A section that suggests volcanoes and solar activity may have affected the warming has also been removed in the final version.
Climate skeptics have seized upon the change in world weather patterns, some citing it as evidence that global warming itself has decelerated or even stopped. Benny Peiser, director of the Global Warming Policy Foundation, said the slowdown was a far larger issue than the report shows.
"Unless global temperature will begin to rise again in the next few years, the IPCC is very likely going to suffer an existential blow to its credibility," he said. Judith Curry, professor and chair of the School of Earth and Atmospheric Sciences at the Georgia Institute of Technology, was even blunter.
"IPCC has thrown down the gauntlet – if the pause continues beyond 15 years (well it already has), they are toast."
Many governments had objections over how the issue was treated in earlier drafts and some had called for it to be deleted altogether. In a Friday morning presentation of its findings, Thomas Stocker, co-chair of the group that wrote the report, defended that decision, the Associated Press reported.

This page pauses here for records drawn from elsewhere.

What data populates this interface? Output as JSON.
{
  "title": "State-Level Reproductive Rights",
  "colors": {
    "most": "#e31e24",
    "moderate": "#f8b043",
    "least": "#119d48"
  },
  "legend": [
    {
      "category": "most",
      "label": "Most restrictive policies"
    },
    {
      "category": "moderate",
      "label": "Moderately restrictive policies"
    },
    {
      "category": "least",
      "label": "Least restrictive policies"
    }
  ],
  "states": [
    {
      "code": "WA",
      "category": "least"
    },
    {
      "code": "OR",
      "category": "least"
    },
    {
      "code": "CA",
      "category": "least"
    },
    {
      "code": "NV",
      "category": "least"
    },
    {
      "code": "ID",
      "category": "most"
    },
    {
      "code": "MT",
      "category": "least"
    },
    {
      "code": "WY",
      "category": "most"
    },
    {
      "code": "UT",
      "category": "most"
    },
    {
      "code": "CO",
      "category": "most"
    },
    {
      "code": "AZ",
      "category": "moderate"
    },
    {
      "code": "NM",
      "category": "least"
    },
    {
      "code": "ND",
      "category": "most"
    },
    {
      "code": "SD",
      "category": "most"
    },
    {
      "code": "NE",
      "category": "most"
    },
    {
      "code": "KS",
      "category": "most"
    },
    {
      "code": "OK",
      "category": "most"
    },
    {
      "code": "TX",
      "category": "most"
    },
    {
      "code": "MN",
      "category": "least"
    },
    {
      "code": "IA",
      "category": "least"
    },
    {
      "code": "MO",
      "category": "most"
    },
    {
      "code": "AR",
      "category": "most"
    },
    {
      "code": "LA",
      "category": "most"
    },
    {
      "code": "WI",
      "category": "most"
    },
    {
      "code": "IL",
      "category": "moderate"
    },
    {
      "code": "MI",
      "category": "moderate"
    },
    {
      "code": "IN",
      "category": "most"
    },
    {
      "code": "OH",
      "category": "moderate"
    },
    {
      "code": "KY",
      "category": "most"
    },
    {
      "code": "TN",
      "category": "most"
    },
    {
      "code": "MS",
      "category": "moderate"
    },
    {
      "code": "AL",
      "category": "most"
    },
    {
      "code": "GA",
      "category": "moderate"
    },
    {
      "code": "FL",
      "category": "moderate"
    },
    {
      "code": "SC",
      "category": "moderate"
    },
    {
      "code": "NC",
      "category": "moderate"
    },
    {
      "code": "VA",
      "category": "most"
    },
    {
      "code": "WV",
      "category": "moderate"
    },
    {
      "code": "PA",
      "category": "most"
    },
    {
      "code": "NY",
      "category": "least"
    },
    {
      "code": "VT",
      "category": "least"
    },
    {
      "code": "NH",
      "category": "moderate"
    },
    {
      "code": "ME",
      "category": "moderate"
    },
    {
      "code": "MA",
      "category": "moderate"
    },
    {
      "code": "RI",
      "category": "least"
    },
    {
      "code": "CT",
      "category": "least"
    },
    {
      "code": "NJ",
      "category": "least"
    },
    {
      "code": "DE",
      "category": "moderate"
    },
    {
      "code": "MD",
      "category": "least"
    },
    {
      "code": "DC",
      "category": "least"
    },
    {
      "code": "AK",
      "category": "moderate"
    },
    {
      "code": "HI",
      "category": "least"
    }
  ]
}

'I looked at 73 climate models going back to 1979 and every single one predicted more warming than happened in the real world.'
- John Christy, a professor at the University of Alabama in Huntsville
"An old rule says that climate-relevant trends should not be calculated for periods less than around 30 years," Stocker said.
Many scientists say the slowdown reflects random climate fluctuations and an unusually hot year, 1998, picked as a starting point for charting temperatures. Another leading hypothesis is that heat is settling temporarily in the oceans, but that wasn't included in the summary.
Stocker said there wasn't enough literature on "this emerging question."
The IPCC said the evidence of climate change has grown thanks to more and better observations, a clearer understanding of the climate system and improved models to analyze the impact of rising temperatures.
"Our assessment of the science finds that the atmosphere and ocean have warmed, the amount of snow and ice has diminished, the global mean sea level has risen and the concentrations of greenhouse gases have increased," said Qin Dahe, co-chair of the working group that wrote the report.
Yet recent reports have stressed that climate models have failed to accurately predict global temperatures. A study in the journal Nature Climate Change compared 117 climate predictions made in the 1990's to the actual amount of warming. Out of 117 predictions, the study's author told FoxNews.com, 3 were roughly accurate and 114 overestimated the amount of warming.
On average, the predictions forecasted two times more global warming than actually occurred.
"It's a real problem ... it shows that there really is something that needs to be fixed in the climate models," climate scientist John Christy, a professor at the University of Alabama in Huntsville, told FoxNews.com at the time.